Shah Neomi, Allison Matthew, Teng Yanping, Wassertheil-Smoller Sylvia, Sotres-Alvarez Daniela, Ramos Alberto R, Zee Phyllis C, Criqui Michael H, Yaggi Henry K, Gallo Linda C, Redline Susan, Kaplan Robert C
From the Department of Medicine, Montefiore Medical Center (N.S.) and Department of Epidemiology and Population Health (N.S., S.W.-S., R.C.K.), Albert Einstein College of Medicine, Bronx, NY; Department of Medicine, University of Southern California San Diego, La Jolla (M.A., M.H.C., L.C.G.); Department of Biostatistics, Collaborative Studies Coordinating Center, Gillings School of Global Public Health, University of North Carolina, Chapel Hill (Y.T., D.S.-A.); Department of Medicine, University of Miami, FL (A.R.R.); Department of Neurology, Northwestern University Feinberg School of Medicine, Chicago, IL (P.C.Z.); Department of Medicine, Yale School of Medicine, New Haven, CT (H.K.Y.); and Department of Medicine, Brigham and Women's Hospital, Beth Israel Deaconess Medical Center, Harvard Medical School, Boston, MA (S.R.).

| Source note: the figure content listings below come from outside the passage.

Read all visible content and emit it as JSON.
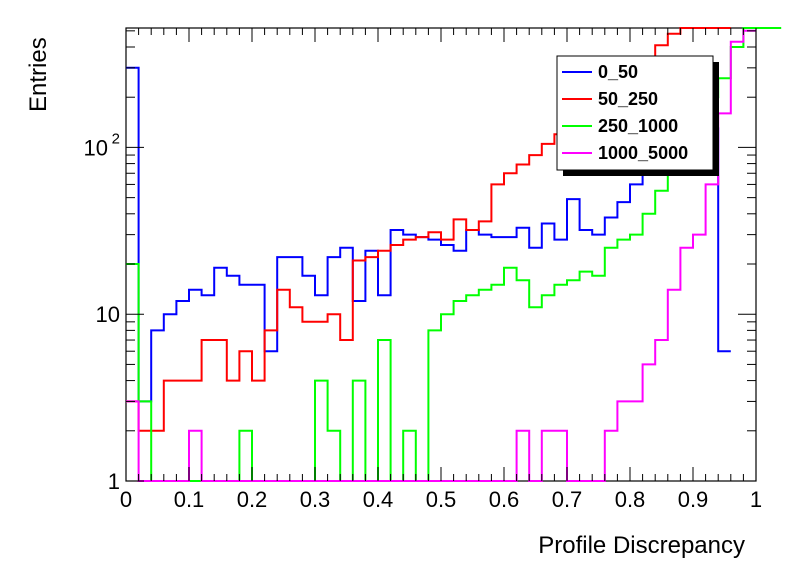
{
  "chart_data": {
    "type": "line",
    "xlabel": "Profile Discrepancy",
    "ylabel": "Entries",
    "xlim": [
      0,
      1
    ],
    "ylim": [
      1,
      520
    ],
    "log_y": true,
    "grid": false,
    "legend_position": "top-right",
    "bin_width": 0.02,
    "x_ticks": [
      {
        "value": 0,
        "label": "0"
      },
      {
        "value": 0.1,
        "label": "0.1"
      },
      {
        "value": 0.2,
        "label": "0.2"
      },
      {
        "value": 0.3,
        "label": "0.3"
      },
      {
        "value": 0.4,
        "label": "0.4"
      },
      {
        "value": 0.5,
        "label": "0.5"
      },
      {
        "value": 0.6,
        "label": "0.6"
      },
      {
        "value": 0.7,
        "label": "0.7"
      },
      {
        "value": 0.8,
        "label": "0.8"
      },
      {
        "value": 0.9,
        "label": "0.9"
      },
      {
        "value": 1,
        "label": "1"
      }
    ],
    "y_ticks": [
      {
        "value": 1,
        "label": "1"
      },
      {
        "value": 10,
        "label": "10"
      },
      {
        "value": 100,
        "label": "10",
        "exponent": "2"
      }
    ],
    "series": [
      {
        "name": "0_50",
        "color": "#0000ff",
        "values": [
          300,
          3,
          8,
          10,
          12,
          14,
          13,
          19,
          17,
          15,
          15,
          6,
          22,
          22,
          17,
          13,
          22,
          25,
          12,
          24,
          13,
          32,
          30,
          29,
          28,
          26,
          24,
          32,
          30,
          29,
          29,
          33,
          25,
          35,
          28,
          49,
          32,
          30,
          38,
          47,
          60,
          86,
          120,
          160,
          185,
          170,
          130,
          6
        ]
      },
      {
        "name": "50_250",
        "color": "#ff0000",
        "values": [
          3,
          2,
          2,
          4,
          4,
          4,
          7,
          7,
          4,
          6,
          4,
          8,
          14,
          11,
          9,
          9,
          10,
          7,
          21,
          22,
          24,
          26,
          28,
          29,
          31,
          28,
          37,
          32,
          36,
          60,
          70,
          79,
          90,
          105,
          120,
          140,
          160,
          200,
          220,
          245,
          275,
          350,
          410,
          480,
          520,
          520,
          520,
          520
        ]
      },
      {
        "name": "250_1000",
        "color": "#00ff00",
        "values": [
          20,
          3,
          1,
          1,
          1,
          1,
          1,
          1,
          1,
          2,
          1,
          1,
          1,
          1,
          1,
          4,
          2,
          1,
          4,
          1,
          7,
          1,
          2,
          1,
          8,
          10,
          12,
          13,
          14,
          15,
          19,
          16,
          11,
          13,
          15,
          16,
          18,
          17,
          25,
          28,
          30,
          40,
          55,
          75,
          110,
          140,
          200,
          260,
          400,
          520,
          520,
          520,
          520
        ]
      },
      {
        "name": "1000_5000",
        "color": "#ff00ff",
        "values": [
          3,
          1,
          1,
          1,
          1,
          2,
          1,
          1,
          1,
          1,
          1,
          1,
          1,
          1,
          1,
          1,
          1,
          1,
          1,
          1,
          1,
          1,
          1,
          1,
          1,
          1,
          1,
          1,
          1,
          1,
          1,
          2,
          1,
          2,
          2,
          1,
          1,
          1,
          2,
          3,
          3,
          5,
          7,
          14,
          25,
          30,
          60,
          160,
          430,
          500
        ]
      }
    ]
  }
}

Arterioscler Thromb Vasc Biol. 2015 Mar;35(3):710-5. doi: 10.1161/ATVBAHA.114.304625. Epub 2015 Feb 5.
Sleep apnea (SA) has been linked with various forms of cardiovascular disease, but little is known about its association with peripheral artery disease (PAD) measured using the ankle-brachial index. This relationship was evaluated in the Hispanic Community Health Study/Study of Latinos.
We studied 8367 Hispanic Community Health Study/Study of Latinos participants who were 45 to 74 years of age. Sleep symptoms were examined with the self-reported Sleep Health Questionnaire. SA was assessed using an in-home sleep study. Systolic blood pressure was measured in all extremities to compute the ankle-brachial index. PAD was defined as ankle-brachial index <0.90 in either leg. Multivariable logistic regression was used to investigate the association between moderate-to-severe SA, defined as apnea-hypopnea index ≥15, and the presence of PAD. Analyses were adjusted for covariates. The prevalence of PAD was 4.7% (n=390). The mean apnea-hypopnea index was significantly higher among adults with PAD compared with those without (11.1 versus 8.6 events/h; P=0.046). After adjusting for covariates, moderate-to-severe SA was associated with a 70% increase in the odds of PAD (odds ratio, 1.7; 95% confidence interval, 1.1-2.5; P=0.0152). This association was not modified by sex (P=0.8739). However, there was evidence that the association between moderate-to-severe SA and PAD varied by Hispanic/Latino background (P<0.01). Specifically, the odds were stronger in Mexican (adjusted odds ratio, 2.9; 95% confidence interval, 1.3-6.2) and in Puerto Rican Americans (adjusted odds ratio, 2.0; 95% confidence interval, 0.97-4.2) than in other backgrounds.
Moderate-to-severe SA is associated with higher odds of PAD in Hispanic/Latino adults.
睡眠呼吸暂停(SA)已与多种形式的心血管疾病相关联,但对于其与使用踝臂指数测量的外周动脉疾病(PAD)之间的关联知之甚少。在西班牙裔社区健康研究/拉丁裔研究中对这种关系进行了评估。
我们研究了8367名年龄在45至74岁之间的西班牙裔社区健康研究/拉丁裔研究参与者。使用自我报告的睡眠健康问卷检查睡眠症状。通过家庭睡眠研究评估SA。测量所有肢体的收缩压以计算踝臂指数。PAD定义为任一腿部的踝臂指数<0.90。使用多变量逻辑回归来研究中度至重度SA(定义为呼吸暂停低通气指数≥15)与PAD存在之间的关联。分析针对协变量进行了调整。PAD的患病率为4.7%(n = 390)。与无PAD的成年人相比,患有PAD的成年人的平均呼吸暂停低通气指数显著更高(分别为11.1次/小时和8.6次/小时;P = 0.046)。在调整协变量后,中度至重度SA与PAD的患病几率增加70%相关(优势比,1.7;95%置信区间,1.1 - 2.5;P = 0.0152)。这种关联不受性别影响(P = 0.8739)。然而,有证据表明中度至重度SA与PAD之间的关联因西班牙裔/拉丁裔背景而异(P<0.01)。具体而言,墨西哥人(调整后的优势比,2.9;95%置信区间,1.3 - 6.2)和波多黎各裔美国人(调整后的优势比,2.0;95%置信区间,0.97 - 4.2)的患病几率比其他背景的人更强。
在西班牙裔/拉丁裔成年人中,中度至重度SA与PAD的患病几率较高相关。